Nora, ever the slacker, spends her days vaping, getting high, and getting fired from jobs. Considering NYC’s sky-high rents, it’s not so farfetched that she’s still living at home. But her family and neighbors ridicule her for it—her father compares her to her successful cousin, Edward, who works in tech, who just bought a multi-family property and paid all-cash. And so, she decides to move out.
Not able to afford to rent on her own, she heads to her friend’s two-bedroom apartment. Chenise, we are told, is a very successful young lawyer who just bought a “big ass” two-bedroom apartment nearby. She invites Nora to stay with one caveat: Do not open the locked door to her second bedroom. It has black mold under the floorboards and is being renovated. (Sure, that could happen.)
Chenise’s apartment looks like what a successful millennial would buy. It is spacious, light filled and decorated in a mid-century modern fashion: fur-covered chairs, a stylish sideboard, nicely framed artwork. It’s not so great for Nora, who has to sleep in the bathroom because of the work being done in the guest bedroom.
But when Nora decides to go into the locked room, she finds something more shocking than black mold; it turns out her friend has failed the bar exam and for that reason, she’s become a “420 cam girl” to support herself and uses the bedroom for filiming. (It’s shocking unless you’re used to 20-somethings and their risqué choices.) After a brief stint at being a cam girl herself to earn money, Nora burns down Chenise’s apartment by mistake when a dragon costume she is wearing for her viewers catches on fire from a candle she lit for ambiance. And it turns out Chenise’s fancy apartment was a rental. (Hopefully she had renter’s insurance). Sadly, Nora is forced to sleep in her car. That is, until it is towed.

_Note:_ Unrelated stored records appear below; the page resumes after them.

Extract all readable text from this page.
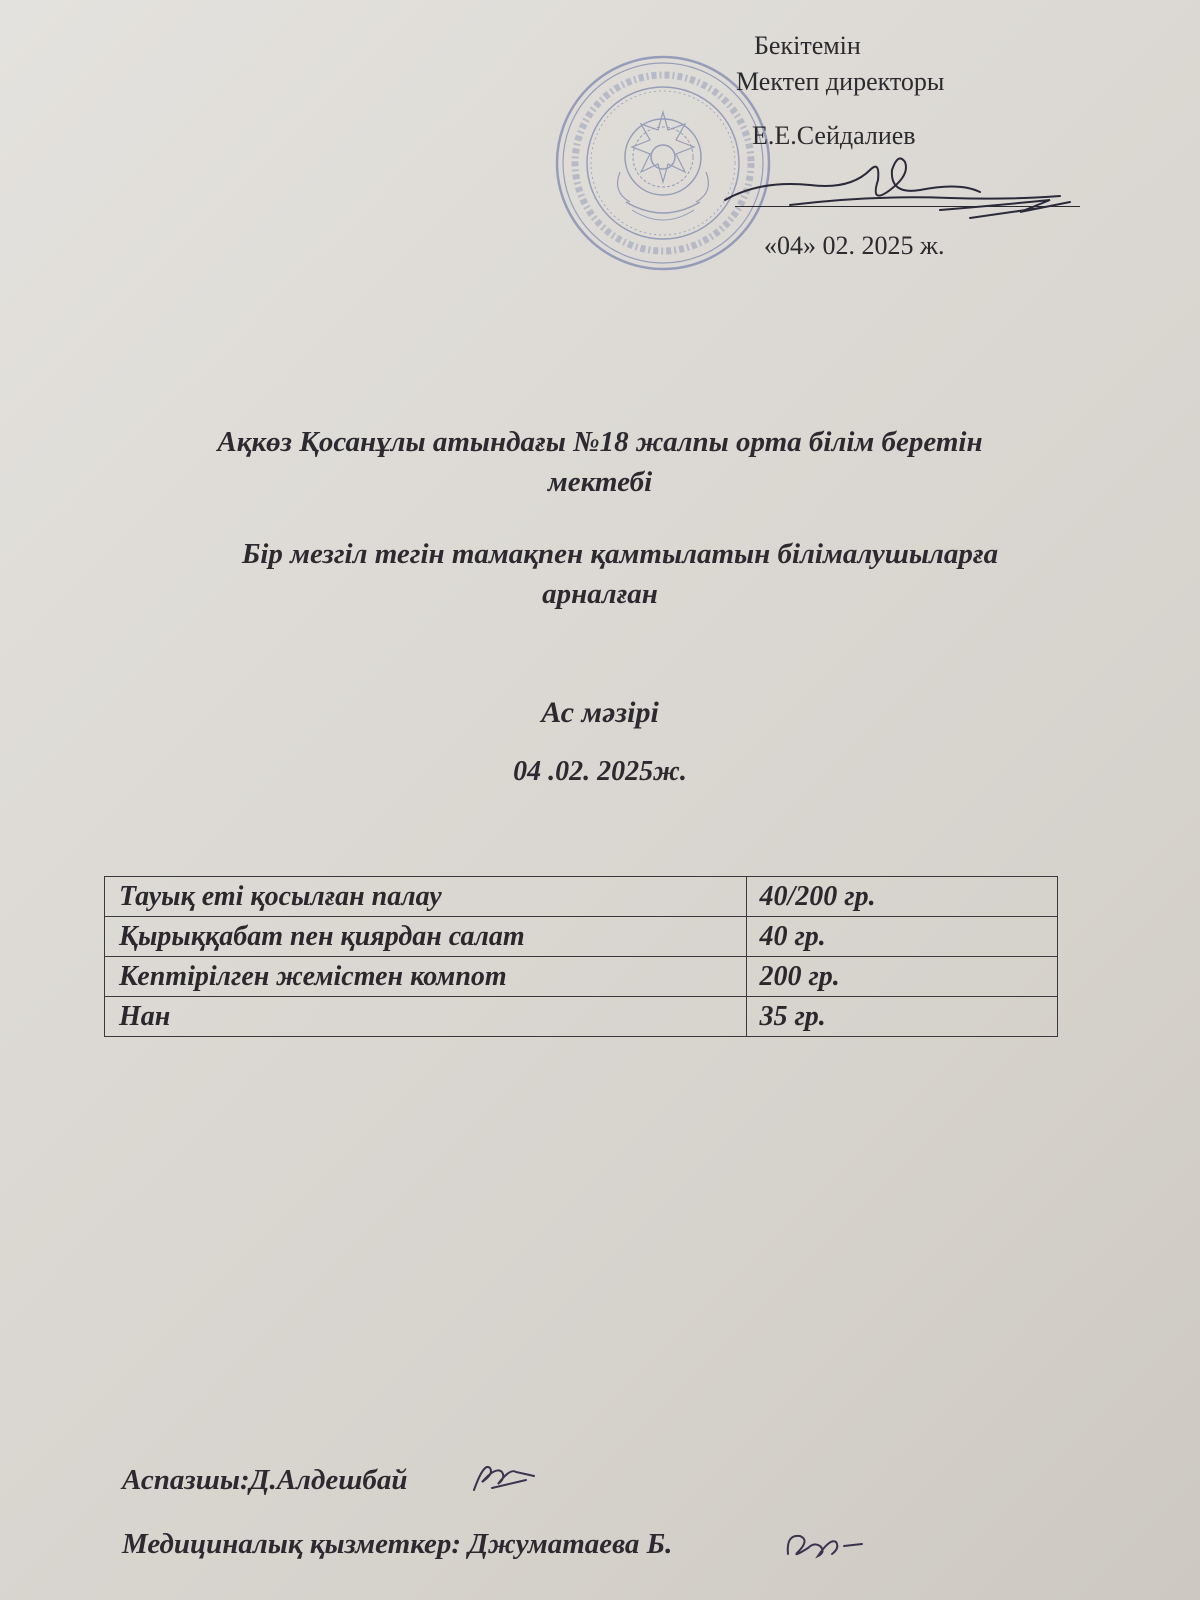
Бекітемін
Мектеп директоры
Е.Е.Сейдалиев
«04» 02. 2025 ж.
Ақкөз Қосанұлы атындағы №18 жалпы орта білім беретін
мектебі
Бір мезгіл тегін тамақпен қамтылатын білімалушыларға
арналған
Ас мәзірі
04 .02. 2025ж.
Тауық еті қосылған палау	40/200 гр.
Қырыққабат пен қиярдан салат	40 гр.
Кептірілген жемістен компот	200 гр.
Нан	35 гр.
Аспазшы:Д.Алдешбай
Медициналық қызметкер: Джуматаева Б.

At the end of the first episode, Nora is picked up by her dad and has to move back home. At least she Marie Kondo’s her room and makes it seem less of disaster.
The brief glimpses of Nora’s family’s and friend’s apartments are very realistic, as are her struggles to make ends meet, and the places she hangs out at are spot on as well.When she meets up with Chenise at a cafe filled with hipsters, she quips that it smells like a combination of “BO and tofu water.” She should know, according to Time Out, Awkwafina once worked in vegan bodega.
Food plays a big role in the series, and most of the spots shown are real Queens eateries and bars. (Fun fact #2: her real great-grandfather’s former restaurant, Lum’s—one of the first Chinese restaurants in Flushing—located at 128-28 Northern Boulevard.)
And there is even more of a real estate hook to “Nora from Queens.” Spoiler: in a future episode Nora will get a job working for a small real estate firm, according to the Washington Post, and becomes “so willing to please her new boss—a small-time real estate agent saddled with a vacant apartment building nicknamed ‘the Chinese Death Trap’—that she snorts Adderall to boost her office efficiency to manic levels.” Ouch.
Still, not as far-fetched as it may sound: Awkwafina explained to USA Today recently that she worked for a shady real estate company in the past.
While the show itself is filled with purposely awkward and shaky jokes (would we expect any less from Awkwafina?) its take on living in Queens is surprisingly solid. Comedy aside, “Nora from Queens” works best as a love letter—or at least a tweet—to her hometown.